The moment-to-moment gameplay that made Diablo 2 legendary in its time, though, is completely unchanged. Exploration and combat still feel deeply familiar; it’s a festival of clicking (or, now, thumbsticking – great on both PC and console) where you want to go and hammering out hits on your enemies. It's as wild and chaotic as an isometric action RPG ever is, but in the long view, over 20 years of game design innovation later, it's also kind of… slow. Characters don't move quickly, and running is limited by your stamina bar. Copious and consistent use of town portal scrolls (which both warp you back to base and let you return) generally avoids having to backtrack, but when you have to it's annoying at best. Running also makes your character worse at blocking, if they have a shield.
Because of that, I didn't make it out of Act 1 without looking up the combination of slotted runes that produces armor with a bonus to Run/Walk speed, if only for – again – my own quality of life. At times, Diablo 2 feels like fighting against bad game design from the late ‘90s, which could also be described as “the forces of Hell.” For example, loot in online multiplayer is shared so anybody in your party can pick it up if they get there first – which I've got nothing against – but the careful etiquette of who gets what isn't reinforced by anything in the rules. I’ve already seen a lot of ninja-looting, and it sucks – and it's exacerbated by controllers, which can ironically loot faster than mouse and keyboard setups.
Having to fight against the basic game mechanics like this isn't fun in 2021, and it'll be worse for new Diablo 2 players who expect this kind of thing to be dealt with by game designers instead of all of us deciding on unenforceable rules of etiquette.

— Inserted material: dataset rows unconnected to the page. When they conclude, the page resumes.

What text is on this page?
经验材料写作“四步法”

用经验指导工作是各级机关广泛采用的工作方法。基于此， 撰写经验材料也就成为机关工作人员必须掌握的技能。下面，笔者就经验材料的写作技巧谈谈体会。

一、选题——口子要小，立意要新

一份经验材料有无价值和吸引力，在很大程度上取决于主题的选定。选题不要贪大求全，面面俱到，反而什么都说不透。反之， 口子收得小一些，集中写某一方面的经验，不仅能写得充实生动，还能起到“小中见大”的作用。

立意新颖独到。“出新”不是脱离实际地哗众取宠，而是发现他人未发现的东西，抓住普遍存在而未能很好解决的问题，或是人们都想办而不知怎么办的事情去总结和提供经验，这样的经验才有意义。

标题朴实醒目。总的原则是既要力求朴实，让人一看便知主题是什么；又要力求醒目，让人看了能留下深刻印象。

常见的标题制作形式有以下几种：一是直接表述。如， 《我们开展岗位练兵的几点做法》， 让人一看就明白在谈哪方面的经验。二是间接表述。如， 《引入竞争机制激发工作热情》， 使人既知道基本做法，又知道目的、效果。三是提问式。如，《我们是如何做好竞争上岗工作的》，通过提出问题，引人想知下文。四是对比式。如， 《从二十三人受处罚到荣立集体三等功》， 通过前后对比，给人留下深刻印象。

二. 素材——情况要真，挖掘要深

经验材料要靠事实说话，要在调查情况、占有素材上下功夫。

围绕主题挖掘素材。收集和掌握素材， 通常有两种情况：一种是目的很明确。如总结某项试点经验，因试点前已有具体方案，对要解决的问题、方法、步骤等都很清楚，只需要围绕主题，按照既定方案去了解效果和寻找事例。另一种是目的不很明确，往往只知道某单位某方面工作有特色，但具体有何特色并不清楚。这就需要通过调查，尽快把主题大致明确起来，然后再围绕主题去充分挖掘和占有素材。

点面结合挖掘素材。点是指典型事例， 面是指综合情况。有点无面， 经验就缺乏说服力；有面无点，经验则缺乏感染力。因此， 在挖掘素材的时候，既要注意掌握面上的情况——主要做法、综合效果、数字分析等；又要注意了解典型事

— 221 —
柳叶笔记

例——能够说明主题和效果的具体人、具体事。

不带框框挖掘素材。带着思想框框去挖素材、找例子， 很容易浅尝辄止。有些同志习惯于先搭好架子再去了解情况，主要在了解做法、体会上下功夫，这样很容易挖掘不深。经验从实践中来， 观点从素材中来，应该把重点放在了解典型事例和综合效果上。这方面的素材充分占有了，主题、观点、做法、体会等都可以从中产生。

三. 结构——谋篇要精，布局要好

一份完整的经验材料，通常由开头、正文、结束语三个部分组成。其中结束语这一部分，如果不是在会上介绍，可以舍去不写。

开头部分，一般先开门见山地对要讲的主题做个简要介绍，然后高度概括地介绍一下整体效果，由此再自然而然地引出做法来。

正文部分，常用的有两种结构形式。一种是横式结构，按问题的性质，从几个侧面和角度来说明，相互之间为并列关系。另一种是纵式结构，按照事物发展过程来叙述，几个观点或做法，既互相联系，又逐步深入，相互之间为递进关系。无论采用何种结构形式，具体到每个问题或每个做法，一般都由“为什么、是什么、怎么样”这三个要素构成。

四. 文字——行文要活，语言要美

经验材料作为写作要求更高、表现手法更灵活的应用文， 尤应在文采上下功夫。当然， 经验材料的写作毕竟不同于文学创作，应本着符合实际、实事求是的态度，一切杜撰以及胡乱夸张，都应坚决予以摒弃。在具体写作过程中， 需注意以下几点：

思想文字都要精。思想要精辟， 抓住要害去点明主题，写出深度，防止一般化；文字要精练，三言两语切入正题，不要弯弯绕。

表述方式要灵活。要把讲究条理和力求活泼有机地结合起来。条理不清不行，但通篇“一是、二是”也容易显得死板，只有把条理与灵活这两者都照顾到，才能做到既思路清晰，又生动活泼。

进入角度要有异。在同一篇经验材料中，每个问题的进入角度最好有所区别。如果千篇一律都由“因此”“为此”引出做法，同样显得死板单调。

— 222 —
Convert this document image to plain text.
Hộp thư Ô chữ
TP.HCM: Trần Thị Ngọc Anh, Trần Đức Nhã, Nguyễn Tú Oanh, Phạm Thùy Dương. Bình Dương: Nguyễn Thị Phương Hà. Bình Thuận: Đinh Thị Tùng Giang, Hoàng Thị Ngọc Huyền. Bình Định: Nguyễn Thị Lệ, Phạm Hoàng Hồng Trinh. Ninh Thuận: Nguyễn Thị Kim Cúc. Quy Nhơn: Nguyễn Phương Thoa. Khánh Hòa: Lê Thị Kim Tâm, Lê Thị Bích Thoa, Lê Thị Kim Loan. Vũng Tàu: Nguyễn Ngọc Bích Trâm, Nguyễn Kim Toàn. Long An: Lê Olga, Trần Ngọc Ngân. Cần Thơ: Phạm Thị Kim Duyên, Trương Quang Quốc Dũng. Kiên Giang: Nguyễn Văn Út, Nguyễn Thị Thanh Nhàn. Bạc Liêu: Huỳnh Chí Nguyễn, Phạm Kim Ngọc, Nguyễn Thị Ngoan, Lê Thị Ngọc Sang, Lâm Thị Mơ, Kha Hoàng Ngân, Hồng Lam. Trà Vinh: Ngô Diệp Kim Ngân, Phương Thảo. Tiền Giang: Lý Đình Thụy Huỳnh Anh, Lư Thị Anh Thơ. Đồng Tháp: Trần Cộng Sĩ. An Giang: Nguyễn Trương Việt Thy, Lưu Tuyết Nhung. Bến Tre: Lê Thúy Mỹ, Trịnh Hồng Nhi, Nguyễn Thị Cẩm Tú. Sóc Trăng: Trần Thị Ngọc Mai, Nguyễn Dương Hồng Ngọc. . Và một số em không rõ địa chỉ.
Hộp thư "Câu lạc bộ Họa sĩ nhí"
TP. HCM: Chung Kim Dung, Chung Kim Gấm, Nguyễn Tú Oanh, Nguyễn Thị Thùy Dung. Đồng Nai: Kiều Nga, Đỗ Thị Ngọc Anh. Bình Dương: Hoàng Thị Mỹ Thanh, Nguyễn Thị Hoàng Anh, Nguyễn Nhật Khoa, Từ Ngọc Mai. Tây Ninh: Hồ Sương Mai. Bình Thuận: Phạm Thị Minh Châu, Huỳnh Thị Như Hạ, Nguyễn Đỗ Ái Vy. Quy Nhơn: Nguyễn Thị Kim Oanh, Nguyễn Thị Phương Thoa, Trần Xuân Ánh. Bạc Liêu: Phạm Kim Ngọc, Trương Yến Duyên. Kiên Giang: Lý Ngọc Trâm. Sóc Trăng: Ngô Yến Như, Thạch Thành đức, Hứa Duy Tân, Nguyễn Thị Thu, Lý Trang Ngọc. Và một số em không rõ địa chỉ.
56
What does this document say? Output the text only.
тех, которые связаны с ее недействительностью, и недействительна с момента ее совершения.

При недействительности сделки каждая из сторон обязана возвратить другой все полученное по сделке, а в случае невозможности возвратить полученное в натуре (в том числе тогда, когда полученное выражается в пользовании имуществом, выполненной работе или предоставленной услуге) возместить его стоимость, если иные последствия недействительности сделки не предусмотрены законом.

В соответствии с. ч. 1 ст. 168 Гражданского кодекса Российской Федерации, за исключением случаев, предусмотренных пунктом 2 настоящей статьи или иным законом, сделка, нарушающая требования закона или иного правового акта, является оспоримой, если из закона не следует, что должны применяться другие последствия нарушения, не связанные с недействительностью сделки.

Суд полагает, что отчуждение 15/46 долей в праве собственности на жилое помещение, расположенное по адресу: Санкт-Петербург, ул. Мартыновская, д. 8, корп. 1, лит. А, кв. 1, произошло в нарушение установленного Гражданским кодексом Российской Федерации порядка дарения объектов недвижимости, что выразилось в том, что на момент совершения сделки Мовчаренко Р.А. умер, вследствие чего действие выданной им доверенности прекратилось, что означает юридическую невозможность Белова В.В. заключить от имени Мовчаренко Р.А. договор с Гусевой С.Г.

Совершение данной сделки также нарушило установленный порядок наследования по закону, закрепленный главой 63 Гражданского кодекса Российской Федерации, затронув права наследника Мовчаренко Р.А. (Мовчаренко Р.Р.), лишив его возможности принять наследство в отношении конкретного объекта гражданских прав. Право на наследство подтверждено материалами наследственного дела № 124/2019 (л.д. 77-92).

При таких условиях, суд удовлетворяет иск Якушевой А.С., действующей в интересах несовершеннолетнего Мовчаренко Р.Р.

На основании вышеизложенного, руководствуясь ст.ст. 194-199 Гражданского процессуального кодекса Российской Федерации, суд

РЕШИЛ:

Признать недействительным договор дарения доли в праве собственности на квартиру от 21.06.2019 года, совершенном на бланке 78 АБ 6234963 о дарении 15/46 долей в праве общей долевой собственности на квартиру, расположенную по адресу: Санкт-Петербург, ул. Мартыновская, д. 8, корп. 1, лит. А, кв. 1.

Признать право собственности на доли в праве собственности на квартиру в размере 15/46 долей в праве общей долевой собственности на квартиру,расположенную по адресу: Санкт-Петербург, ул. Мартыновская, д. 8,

I've got other problems, myself: How can Blizzard justify dropping support for LAN play? Why can't I clone a multiplayer character into single-player? The latter is especially concerning, seeing as the servers have been temperamental at times and I’d rather not have to start from scratch when I want to play but the cloud doesn’t.
But none of those devils in the details has overcome the fact that it's definitely fun. Diablo 2's design has aged remarkably well as an example of a relatively uncomplicated isometric action RPG. Everyone has skills, yes, but they all interact with the same systems: Health, Mana, Stats. There's no unique currency or meter to learn for every class, and combos are things you build rather than things you get from chains of esoteric item abilities and arcane end-game progression mechanics. It's just a skill tree, a billion demons, and an infinite fountain of equipment. It is, as ever, a satisfying game.